Thread

Re: Multi-Entry Indexing for GiST & SP-GiST

Andrey Borodin <x4mmm@yandex-team.ru> — 2026-05-31T18:27:12Z

> On 21 May 2026, at 22:34, Maxime Schoemans <maxime.schoemans@enterprisedb.com> wrote:
> 
> patches attached

Hi Maxime,

I have been reading through the patch set.  I will focus on the GiST side
here - I know the SP-GiST internals far less well. So I would rather
discuss the architecture where I can actually be useful.

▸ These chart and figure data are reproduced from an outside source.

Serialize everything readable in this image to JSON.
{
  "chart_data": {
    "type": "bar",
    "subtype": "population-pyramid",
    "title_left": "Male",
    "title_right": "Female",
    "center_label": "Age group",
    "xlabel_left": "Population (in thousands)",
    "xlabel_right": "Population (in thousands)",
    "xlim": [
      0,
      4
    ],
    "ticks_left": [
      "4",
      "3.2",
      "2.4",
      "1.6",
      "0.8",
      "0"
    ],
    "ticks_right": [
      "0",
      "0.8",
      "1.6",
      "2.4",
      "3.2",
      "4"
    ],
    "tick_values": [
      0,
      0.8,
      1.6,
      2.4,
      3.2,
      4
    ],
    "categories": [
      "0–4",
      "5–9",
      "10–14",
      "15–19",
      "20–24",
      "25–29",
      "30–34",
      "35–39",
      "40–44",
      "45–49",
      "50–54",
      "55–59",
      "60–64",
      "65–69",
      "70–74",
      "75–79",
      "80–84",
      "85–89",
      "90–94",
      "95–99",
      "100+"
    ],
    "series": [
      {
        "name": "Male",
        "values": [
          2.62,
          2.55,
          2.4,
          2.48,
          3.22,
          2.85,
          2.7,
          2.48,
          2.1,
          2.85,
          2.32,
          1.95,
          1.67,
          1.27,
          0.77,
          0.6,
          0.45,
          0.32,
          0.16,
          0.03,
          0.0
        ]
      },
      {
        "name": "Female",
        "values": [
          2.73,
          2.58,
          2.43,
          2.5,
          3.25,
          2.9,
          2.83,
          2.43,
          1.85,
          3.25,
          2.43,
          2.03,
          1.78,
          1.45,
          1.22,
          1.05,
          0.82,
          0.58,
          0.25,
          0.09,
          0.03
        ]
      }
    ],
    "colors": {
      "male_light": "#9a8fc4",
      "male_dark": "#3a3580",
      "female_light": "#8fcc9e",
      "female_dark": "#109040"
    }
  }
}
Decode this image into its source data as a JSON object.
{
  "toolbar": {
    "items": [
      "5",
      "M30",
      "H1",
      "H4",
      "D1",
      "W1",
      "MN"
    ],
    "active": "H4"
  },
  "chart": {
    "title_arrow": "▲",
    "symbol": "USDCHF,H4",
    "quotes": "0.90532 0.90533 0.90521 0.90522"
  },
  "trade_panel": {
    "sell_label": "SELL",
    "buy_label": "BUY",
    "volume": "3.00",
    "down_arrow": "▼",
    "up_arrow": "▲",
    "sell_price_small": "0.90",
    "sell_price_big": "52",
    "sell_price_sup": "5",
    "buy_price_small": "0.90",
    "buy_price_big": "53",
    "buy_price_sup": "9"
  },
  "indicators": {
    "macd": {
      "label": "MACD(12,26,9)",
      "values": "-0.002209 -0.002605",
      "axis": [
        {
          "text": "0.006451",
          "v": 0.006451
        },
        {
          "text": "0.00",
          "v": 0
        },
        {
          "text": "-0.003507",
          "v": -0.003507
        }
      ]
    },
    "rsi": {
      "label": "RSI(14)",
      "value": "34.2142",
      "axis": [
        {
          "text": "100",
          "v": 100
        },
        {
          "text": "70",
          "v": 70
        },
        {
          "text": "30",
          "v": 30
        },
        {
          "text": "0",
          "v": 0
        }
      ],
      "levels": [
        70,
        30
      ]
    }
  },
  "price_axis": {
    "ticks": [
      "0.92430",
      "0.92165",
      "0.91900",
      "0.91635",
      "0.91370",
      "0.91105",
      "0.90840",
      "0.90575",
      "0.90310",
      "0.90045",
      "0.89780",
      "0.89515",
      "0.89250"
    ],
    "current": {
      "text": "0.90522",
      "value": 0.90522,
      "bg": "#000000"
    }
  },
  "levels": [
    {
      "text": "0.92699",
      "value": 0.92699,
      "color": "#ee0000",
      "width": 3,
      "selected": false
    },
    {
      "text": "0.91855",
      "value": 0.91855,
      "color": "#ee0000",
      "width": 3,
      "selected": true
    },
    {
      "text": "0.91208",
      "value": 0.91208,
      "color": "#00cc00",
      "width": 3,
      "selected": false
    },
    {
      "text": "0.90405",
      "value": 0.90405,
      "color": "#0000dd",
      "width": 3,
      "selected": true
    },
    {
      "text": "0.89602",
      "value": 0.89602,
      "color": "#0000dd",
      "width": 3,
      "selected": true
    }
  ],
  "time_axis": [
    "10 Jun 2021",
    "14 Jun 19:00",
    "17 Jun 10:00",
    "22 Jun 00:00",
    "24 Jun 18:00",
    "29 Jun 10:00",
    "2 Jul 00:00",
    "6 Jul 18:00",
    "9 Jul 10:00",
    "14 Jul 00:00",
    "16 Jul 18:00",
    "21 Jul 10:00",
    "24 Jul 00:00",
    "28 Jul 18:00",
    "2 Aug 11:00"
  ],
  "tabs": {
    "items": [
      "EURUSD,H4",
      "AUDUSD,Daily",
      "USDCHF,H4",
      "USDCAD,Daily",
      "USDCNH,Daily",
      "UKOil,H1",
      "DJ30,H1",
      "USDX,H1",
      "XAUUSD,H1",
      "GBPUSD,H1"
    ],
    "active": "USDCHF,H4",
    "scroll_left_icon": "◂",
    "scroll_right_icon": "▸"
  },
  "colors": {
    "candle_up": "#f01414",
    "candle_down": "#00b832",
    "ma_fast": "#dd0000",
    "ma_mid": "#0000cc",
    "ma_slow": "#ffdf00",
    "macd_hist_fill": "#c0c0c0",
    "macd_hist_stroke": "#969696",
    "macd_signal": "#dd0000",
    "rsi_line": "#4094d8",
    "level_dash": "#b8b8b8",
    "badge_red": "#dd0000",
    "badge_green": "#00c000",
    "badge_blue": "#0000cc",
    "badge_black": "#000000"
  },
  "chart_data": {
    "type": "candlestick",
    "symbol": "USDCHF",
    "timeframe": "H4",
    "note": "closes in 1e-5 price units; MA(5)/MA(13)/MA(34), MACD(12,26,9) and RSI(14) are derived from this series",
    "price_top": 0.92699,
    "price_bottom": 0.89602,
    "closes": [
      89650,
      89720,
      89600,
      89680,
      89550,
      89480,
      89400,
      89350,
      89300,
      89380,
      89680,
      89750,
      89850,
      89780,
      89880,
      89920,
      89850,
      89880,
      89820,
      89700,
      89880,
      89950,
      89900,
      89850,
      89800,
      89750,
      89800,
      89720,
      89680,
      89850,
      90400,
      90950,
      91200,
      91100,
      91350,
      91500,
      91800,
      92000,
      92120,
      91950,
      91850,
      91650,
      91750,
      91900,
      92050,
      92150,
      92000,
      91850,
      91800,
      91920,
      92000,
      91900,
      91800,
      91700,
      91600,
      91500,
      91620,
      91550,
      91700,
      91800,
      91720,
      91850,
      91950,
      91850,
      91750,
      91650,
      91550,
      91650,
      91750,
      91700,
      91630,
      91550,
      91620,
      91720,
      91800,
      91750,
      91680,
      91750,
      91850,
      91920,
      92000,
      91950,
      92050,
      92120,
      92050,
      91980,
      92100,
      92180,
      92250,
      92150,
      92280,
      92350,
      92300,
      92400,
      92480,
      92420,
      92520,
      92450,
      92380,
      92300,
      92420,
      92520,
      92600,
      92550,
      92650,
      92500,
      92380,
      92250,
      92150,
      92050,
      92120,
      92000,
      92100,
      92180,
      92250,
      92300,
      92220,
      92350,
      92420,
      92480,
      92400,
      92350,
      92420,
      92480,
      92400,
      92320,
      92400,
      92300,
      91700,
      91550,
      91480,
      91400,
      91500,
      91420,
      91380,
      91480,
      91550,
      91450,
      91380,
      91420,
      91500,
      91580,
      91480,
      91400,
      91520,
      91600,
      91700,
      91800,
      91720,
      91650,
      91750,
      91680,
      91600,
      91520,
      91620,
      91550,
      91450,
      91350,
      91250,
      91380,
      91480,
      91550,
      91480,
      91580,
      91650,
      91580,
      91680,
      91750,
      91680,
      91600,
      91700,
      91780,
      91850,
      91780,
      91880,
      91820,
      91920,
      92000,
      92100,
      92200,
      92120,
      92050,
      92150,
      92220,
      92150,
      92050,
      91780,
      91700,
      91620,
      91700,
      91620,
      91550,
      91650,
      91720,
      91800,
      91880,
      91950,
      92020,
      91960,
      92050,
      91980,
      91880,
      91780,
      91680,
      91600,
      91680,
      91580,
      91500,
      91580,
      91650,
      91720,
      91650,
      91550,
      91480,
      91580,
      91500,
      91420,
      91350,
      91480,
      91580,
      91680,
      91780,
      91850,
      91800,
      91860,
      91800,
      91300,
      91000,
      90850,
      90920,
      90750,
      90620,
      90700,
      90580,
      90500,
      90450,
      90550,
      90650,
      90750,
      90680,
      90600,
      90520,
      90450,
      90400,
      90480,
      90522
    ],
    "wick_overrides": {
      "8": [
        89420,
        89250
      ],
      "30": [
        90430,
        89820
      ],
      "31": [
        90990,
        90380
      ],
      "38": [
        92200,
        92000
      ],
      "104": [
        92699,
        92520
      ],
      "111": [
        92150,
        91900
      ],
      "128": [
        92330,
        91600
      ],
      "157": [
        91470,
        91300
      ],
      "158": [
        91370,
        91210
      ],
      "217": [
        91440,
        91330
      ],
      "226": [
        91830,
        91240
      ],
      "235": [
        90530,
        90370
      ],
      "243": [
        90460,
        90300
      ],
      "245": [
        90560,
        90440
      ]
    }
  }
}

Skipping dedup for non-duplicated entries
------------------------------------------

On the scan path, once an opclass has extractValue, every leaf entry
goes through the TID hash even when the indexed value produced a single
sub-entry and therefore cannot collide.  GiST scans are CPU-bound (we
examine every tuple on the page and run consistent on each), so this
probe lands on the hot path rather than being hidden behind I/O.

Since multi-entry is gated on a new, non-default opclass, no existing
index takes this path, so the leaf format for these opclasses is
effectively new and free to extend. INDEX_AM_RESERVED_BIT (0x2000 in
t_info) is reserved for exactly such stuff and is currently unused anywhere
in the backend. We could set it at insert/build time only when extractValue
returns nentries > 1, and skip the hash on scan for entries without the
bit; the hash then grows only with genuinely multiplied TIDs.  I am not
proposing it as a must, just noting the format is new enough to allow it.

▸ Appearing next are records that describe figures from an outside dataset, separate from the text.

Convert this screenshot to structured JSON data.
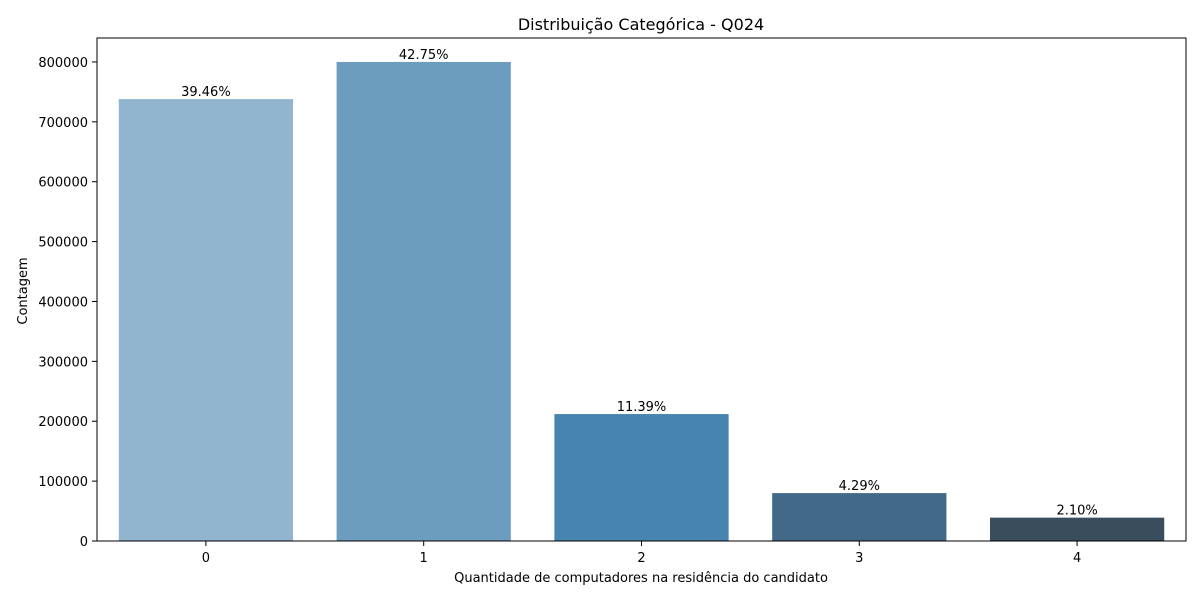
{
  "chart_data": {
    "type": "bar",
    "title": "Distribuição Categórica - Q024",
    "xlabel": "Quantidade de computadores na residência do candidato",
    "ylabel": "Contagem",
    "categories": [
      "0",
      "1",
      "2",
      "3",
      "4"
    ],
    "values": [
      738000,
      800000,
      212000,
      80000,
      39000
    ],
    "data_labels": [
      "39.46%",
      "42.75%",
      "11.39%",
      "4.29%",
      "2.10%"
    ],
    "colors": [
      "#91b4cf",
      "#6c9dbf",
      "#4884b0",
      "#426a88",
      "#3a4d5c"
    ],
    "ylim": [
      0,
      840000
    ],
    "yticks": [
      0,
      100000,
      200000,
      300000,
      400000,
      500000,
      600000,
      700000,
      800000
    ],
    "ytick_labels": [
      "0",
      "100000",
      "200000",
      "300000",
      "400000",
      "500000",
      "600000",
      "700000",
      "800000"
    ],
    "grid": false
  }
}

One related concern: I am not a big fan of the single-key-column
restriction. Features like this should be orthogonal to the rest of the
AM, and "throws an error on more than one column" tends to calcify into a
permanent limitation rather than a temporary one.

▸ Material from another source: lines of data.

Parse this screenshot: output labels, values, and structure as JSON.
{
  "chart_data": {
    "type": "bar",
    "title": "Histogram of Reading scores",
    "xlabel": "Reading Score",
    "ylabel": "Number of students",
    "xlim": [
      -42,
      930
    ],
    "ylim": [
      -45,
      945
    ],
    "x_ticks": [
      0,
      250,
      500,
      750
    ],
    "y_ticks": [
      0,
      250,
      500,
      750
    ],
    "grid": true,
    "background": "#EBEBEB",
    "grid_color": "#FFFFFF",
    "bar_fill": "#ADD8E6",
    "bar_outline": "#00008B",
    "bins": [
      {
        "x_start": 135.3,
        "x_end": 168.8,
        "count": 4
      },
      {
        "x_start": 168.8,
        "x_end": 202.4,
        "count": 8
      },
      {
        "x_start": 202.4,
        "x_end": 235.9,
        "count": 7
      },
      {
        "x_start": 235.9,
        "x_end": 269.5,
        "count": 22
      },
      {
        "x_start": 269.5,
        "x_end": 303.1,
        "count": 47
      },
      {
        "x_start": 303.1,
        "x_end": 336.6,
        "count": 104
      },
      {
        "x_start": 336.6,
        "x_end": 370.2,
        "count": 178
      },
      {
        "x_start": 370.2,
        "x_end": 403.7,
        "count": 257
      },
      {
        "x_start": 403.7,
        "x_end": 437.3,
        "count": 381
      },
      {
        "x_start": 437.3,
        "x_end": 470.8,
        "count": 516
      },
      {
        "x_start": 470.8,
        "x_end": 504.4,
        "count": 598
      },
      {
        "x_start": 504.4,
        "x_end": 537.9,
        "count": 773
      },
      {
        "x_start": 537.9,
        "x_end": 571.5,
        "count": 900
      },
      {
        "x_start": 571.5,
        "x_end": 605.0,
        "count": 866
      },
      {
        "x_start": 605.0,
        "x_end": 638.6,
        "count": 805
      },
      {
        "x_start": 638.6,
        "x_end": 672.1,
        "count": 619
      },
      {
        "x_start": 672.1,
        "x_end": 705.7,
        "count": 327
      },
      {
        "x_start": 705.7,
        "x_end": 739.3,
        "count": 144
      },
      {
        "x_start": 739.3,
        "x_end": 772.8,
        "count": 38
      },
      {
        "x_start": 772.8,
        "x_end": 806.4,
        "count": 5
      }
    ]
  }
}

BTW sorting build ignores extract_value. But that's kinda not important at
current stage.

extractValue == new compress
----------------------------

What strikes me in the catalog is that multirange_me_ops drops the
compress support proc (3) and adds extractValue (13), while multirange_ops
is the reverse. So extractValue already supplants compress here: it emits
leaf-typed values directly. Conceptually compress is just extractValue
constrained to nentries == 1, and the SP-GiST side already makes compress
optional when extractValue is present, which points at the same overlap.

Was unifying the two considered, rather than carrying two parallel
support procs?  For example a single "produce leaf entries" entry point,
with a 1->1 shim over compress for the existing opclasses. That would
keep the insert/build path single rather than branching on whether
extractValue exists, and it would frame multi-entry as a generalization
of what compress already does rather than a parallel mechanism.

Is this useful to PostGIS?
--------------------------

The motivation that matters most to me is whether the real heavy users of
GiST will adopt this. Multiranges are a fairly narrow audience on their
own; the compelling case is multi-part geometries (MultiPolygon with
holes, routes, regions with exclaves), which is PostGIS territory.

I am adding Darafei and Paul to CC - it would be very helpful to
hear whether PostGIS would actually use extractValue in their GiST
opclasses, and whether the single-column restriction or the per-entry
dedup cost would be a problem in practice for them. If the GIS side is
on board, the feature is clearly worth itю If not, it is worth knowing
that when designing the AM-level machinery.


Best regards, Andrey Borodin.